As an indigenous person, Tyson Yunkaporta looks at global systems from a unique perspective. Above all, one that is tied to the natural and spiritual world. In considering how contemporary life diverges from the pattern of creation, he raises important questions. How does this affect us? How can we do things differently?
In this thoughtful, culturally rich, mind-expanding book, he provides answers. Yunkaporta’s writing process begins with images. Honoring indigenous traditions, he makes carvings of what he wants to say, channeling his thoughts through symbols and diagrams rather than words.
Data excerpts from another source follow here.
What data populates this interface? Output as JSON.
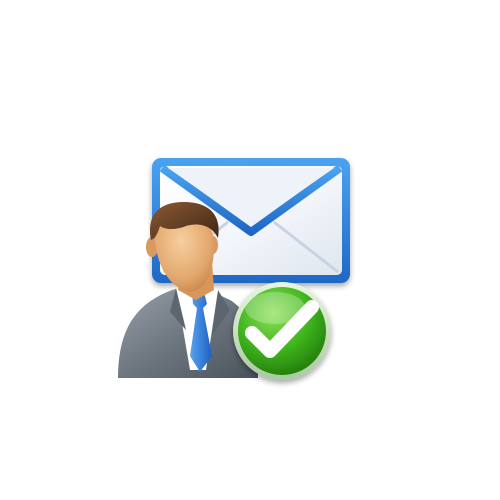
{
  "icon": {
    "name": "user-mail-verified-icon",
    "parts": [
      "envelope-icon",
      "businessman-icon",
      "checkmark-badge-icon"
    ]
  },
  "colors": {
    "background": "#ffffff",
    "envelope_border": "#2f7fd6",
    "envelope_fill": "#f7f9fc",
    "suit": "#6f7780",
    "shirt": "#ffffff",
    "tie": "#2f76d8",
    "skin": "#e8b27a",
    "hair": "#5b3a22",
    "badge_green": "#35a916",
    "check_white": "#ffffff"
  }
}
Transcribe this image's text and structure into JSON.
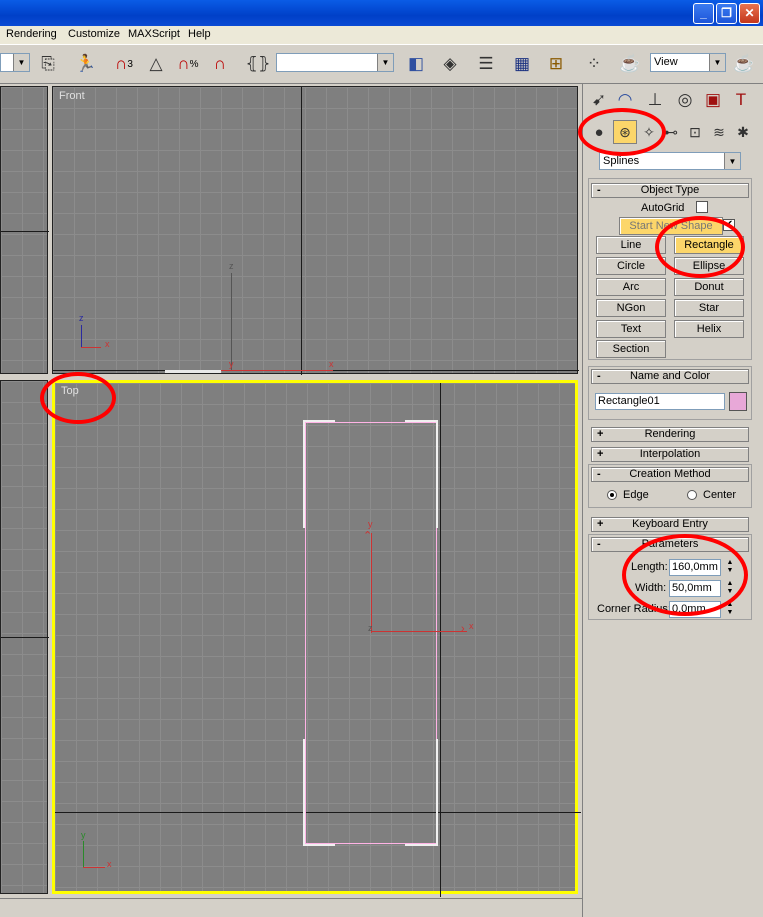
{
  "titlebar": {
    "buttons": [
      "_",
      "❐",
      "✕"
    ]
  },
  "menu": {
    "items": [
      "Rendering",
      "Customize",
      "MAXScript",
      "Help"
    ]
  },
  "toolbar": {
    "snap_label": "3",
    "percent_label": "%",
    "view_combo_value": "View",
    "named_selection_value": ""
  },
  "viewports": {
    "front": {
      "label": "Front",
      "axis_z": "z",
      "axis_x": "x",
      "axis_y": "y",
      "gizmo_z": "z",
      "gizmo_x": "x"
    },
    "top": {
      "label": "Top",
      "gizmo_y": "y",
      "gizmo_x": "x",
      "axis_y": "y",
      "axis_x": "x",
      "axis_z": "z"
    }
  },
  "command_panel": {
    "category_dropdown": "Splines",
    "object_type": {
      "title": "Object Type",
      "autogrid_label": "AutoGrid",
      "start_new_shape": "Start New Shape",
      "buttons": [
        "Line",
        "Rectangle",
        "Circle",
        "Ellipse",
        "Arc",
        "Donut",
        "NGon",
        "Star",
        "Text",
        "Helix",
        "Section"
      ],
      "active": "Rectangle"
    },
    "name_and_color": {
      "title": "Name and Color",
      "name_value": "Rectangle01",
      "color": "#e8a8d8"
    },
    "rollouts": {
      "rendering": "Rendering",
      "interpolation": "Interpolation",
      "creation_method": "Creation Method",
      "keyboard_entry": "Keyboard Entry",
      "parameters": "Parameters"
    },
    "creation_method": {
      "edge": "Edge",
      "center": "Center",
      "selected": "Edge"
    },
    "parameters": {
      "length_label": "Length:",
      "length_value": "160,0mm",
      "width_label": "Width:",
      "width_value": "50,0mm",
      "corner_label": "Corner Radius:",
      "corner_value": "0,0mm"
    }
  },
  "colors": {
    "active_viewport_border": "#ffff00",
    "annotation": "#ff0000",
    "highlight_button": "#fcd66a",
    "shape_outline": "#ffb3e6"
  }
}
He yarns with people, looking for ways to connect images and stories with place and relationship to create a coherent world view, and he uses sand talk, the Aboriginal custom of drawing images on the ground to convey knowledge.
Sand Talk – How Indigenous Thinking Can Save The World
In Sand Talk , he provides a new model for our everyday lives. Rich in ideas and inspiration, it explains how lines and symbols and shapes can help us make sense of the world. It’s about how we learn and how we remember, and talking to everyone and listening carefully. And it’s about finding different ways to look at things. Most of all it’s about a very special way of thinking, of learning to see from a native perspective. In other words, one that is spiritually and physically tied to the earth around us, and how it can save our world.